Below the triumphal arch a brass band is assembling. The cold sunlight glitters from the instruments, the breath from the mouths of the players is white. You walk across this endless square, whose surface of huge ashlar stones gives a curious impression of being indoors, into the vast entry-hall of the locked castle like those we have dreams about. The heavy American lorries sweeping along the white traffic-ways in under the arch appear quite unreal in these surroundings. A few hundred stamping and shivering people have gathered before the band; there is an American woman correspondent in uniform, one of those strange creatures who seem to have been born wearing a camera; two lorries have driven round behind the band in such a way that standing there back to back they form a platform for journalists and speakers. A steady stream of people is flowing in, and by ten o’clock ten thousand stand waiting.

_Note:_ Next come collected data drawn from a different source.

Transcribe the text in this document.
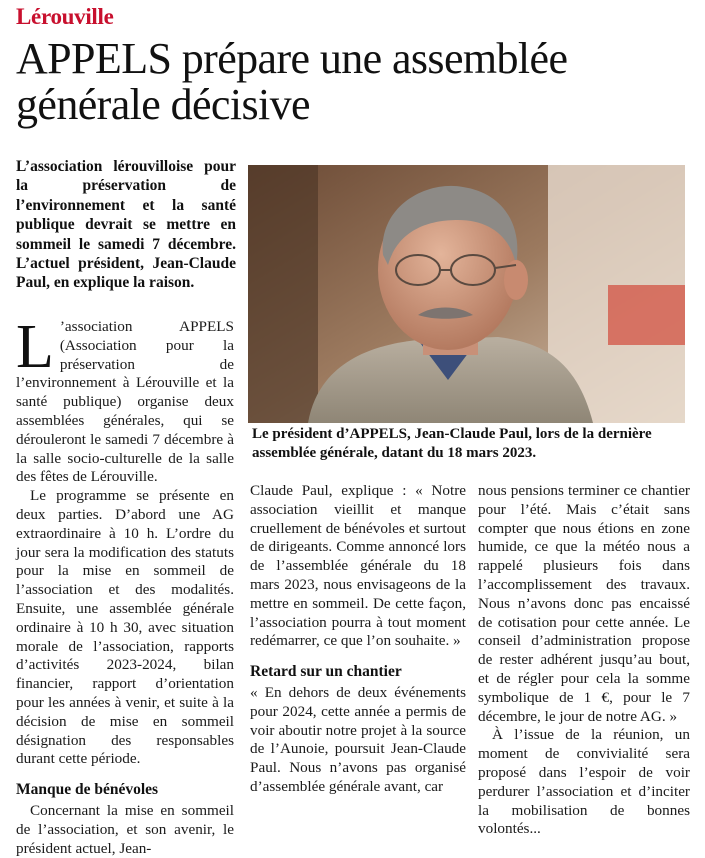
Lérouville
APPELS prépare une assemblée générale décisive

L’association lérouvilloise pour la préservation de l’environnement et la santé publique devrait se mettre en sommeil le samedi 7 décembre. L’actuel président, Jean-Claude Paul, en explique la raison.

Le président d’APPELS, Jean-Claude Paul, lors de la dernière assemblée générale, datant du 18 mars 2023.

L ’association APPELS (Association pour la préservation de l’environnement à Lérouville et la santé publique) organise deux assemblées générales, qui se dérouleront le samedi 7 décembre à la salle socio-culturelle de la salle des fêtes de Lérouville.

Le programme se présente en deux parties. D’abord une AG extraordinaire à 10 h. L’ordre du jour sera la modification des statuts pour la mise en sommeil de l’association et des modalités. Ensuite, une assemblée générale ordinaire à 10 h 30, avec situation morale de l’association, rapports d’activités 2023-2024, bilan financier, rapport d’orientation pour les années à venir, et suite à la décision de mise en sommeil désignation des responsables durant cette période.

Manque de bénévoles

Concernant la mise en sommeil de l’association, et son avenir, le président actuel, Jean-

Claude Paul, explique : « Notre association vieillit et manque cruellement de bénévoles et surtout de dirigeants. Comme annoncé lors de l’assemblée générale du 18 mars 2023, nous envisageons de la mettre en sommeil. De cette façon, l’association pourra à tout moment redémarrer, ce que l’on souhaite. »

Retard sur un chantier

« En dehors de deux événements pour 2024, cette année a permis de voir aboutir notre projet à la source de l’Aunoie, poursuit Jean-Claude Paul. Nous n’avons pas organisé d’assemblée générale avant, car

nous pensions terminer ce chantier pour l’été. Mais c’était sans compter que nous étions en zone humide, ce que la météo nous a rappelé plusieurs fois dans l’accomplissement des travaux. Nous n’avons donc pas encaissé de cotisation pour cette année. Le conseil d’administration propose de rester adhérent jusqu’au bout, et de régler pour cela la somme symbolique de 1 €, pour le 7 décembre, le jour de notre AG. »

À l’issue de la réunion, un moment de convivialité sera proposé dans l’espoir de voir perdurer l’association et d’inciter la mobilisation de bonnes volontés...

The band plays a march, sounding rough in the cold. The journalists of Munich sharpen their pencils, representatives of those remarkable and courageous papers that largely without telephones or typewriters or offices still manage in some mysterious way to appear, printed in cellars ankle-deep with water on rainy days (the printers having to wade about in Wellingtons) — those same newspapers that, comically, at the wish of the Americans are ‘above party’, which has meant that more than one confused Herr Müller has read in the Monday edition of his local chronicle a Social Democrat leader prescribing the greatest suspicion towards the Christian Socialists, and then on Wednesday in the same chronicle a Christian Socialist leader exhorting readers to watch out for the Social Democrats, and then on Friday, still in the same chronicle, a Communist leader issuing an urgent warning against both the Social Democrats and the Christian Socialists.
So, the journalists are sharpening their pencils, in the loudspeakers one man welcomes another man, the voices die away and the music falls silent. A man who has taken off his overcoat rises and walks stiffly over the platform. The silence intensifies even further, something of the tension before a revolver shot about to be fired trembles in the cold air above Königsplatz. The man behind the microphone is Dr Kurt Schumacher, leader of the German Social Democrats.

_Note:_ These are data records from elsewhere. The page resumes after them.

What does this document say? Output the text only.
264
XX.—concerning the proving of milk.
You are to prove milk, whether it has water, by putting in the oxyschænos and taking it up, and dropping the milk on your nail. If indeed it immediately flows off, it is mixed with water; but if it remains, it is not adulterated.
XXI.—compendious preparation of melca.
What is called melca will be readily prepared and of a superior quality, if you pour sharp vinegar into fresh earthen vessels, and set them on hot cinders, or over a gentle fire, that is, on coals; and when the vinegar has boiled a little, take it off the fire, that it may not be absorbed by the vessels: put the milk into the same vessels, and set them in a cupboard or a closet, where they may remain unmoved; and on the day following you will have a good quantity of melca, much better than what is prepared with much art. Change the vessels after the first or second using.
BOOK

Then when he starts speaking the spell breaks. We can see why he took off his overcoat. Dr Schumacher is a speaker who can talk in his jacket in a temperature of minus ten without feeling cold. At the Kästner Cabaret in Schau-Bude there is a Schumacher caricature: a new Führer who waves his arms and howls with the same hysteria as the old one. The caricature is inaccurate to the extent that its new Führer has two arms. Dr Schumacher has only one but his manner of using it is fascinating. And it is not quite true that Dr Schumacher screams. The impression he makes is due rather to his restrained passion, his sulkiness, the absolute lack of sentimentality in his tone, which allows him to utter sentimentalities that sound like bitter truths, and his sour crossness, which can so easily be taken for reliability and which sometimes allows him to tell half-truths that sound like whole-truths.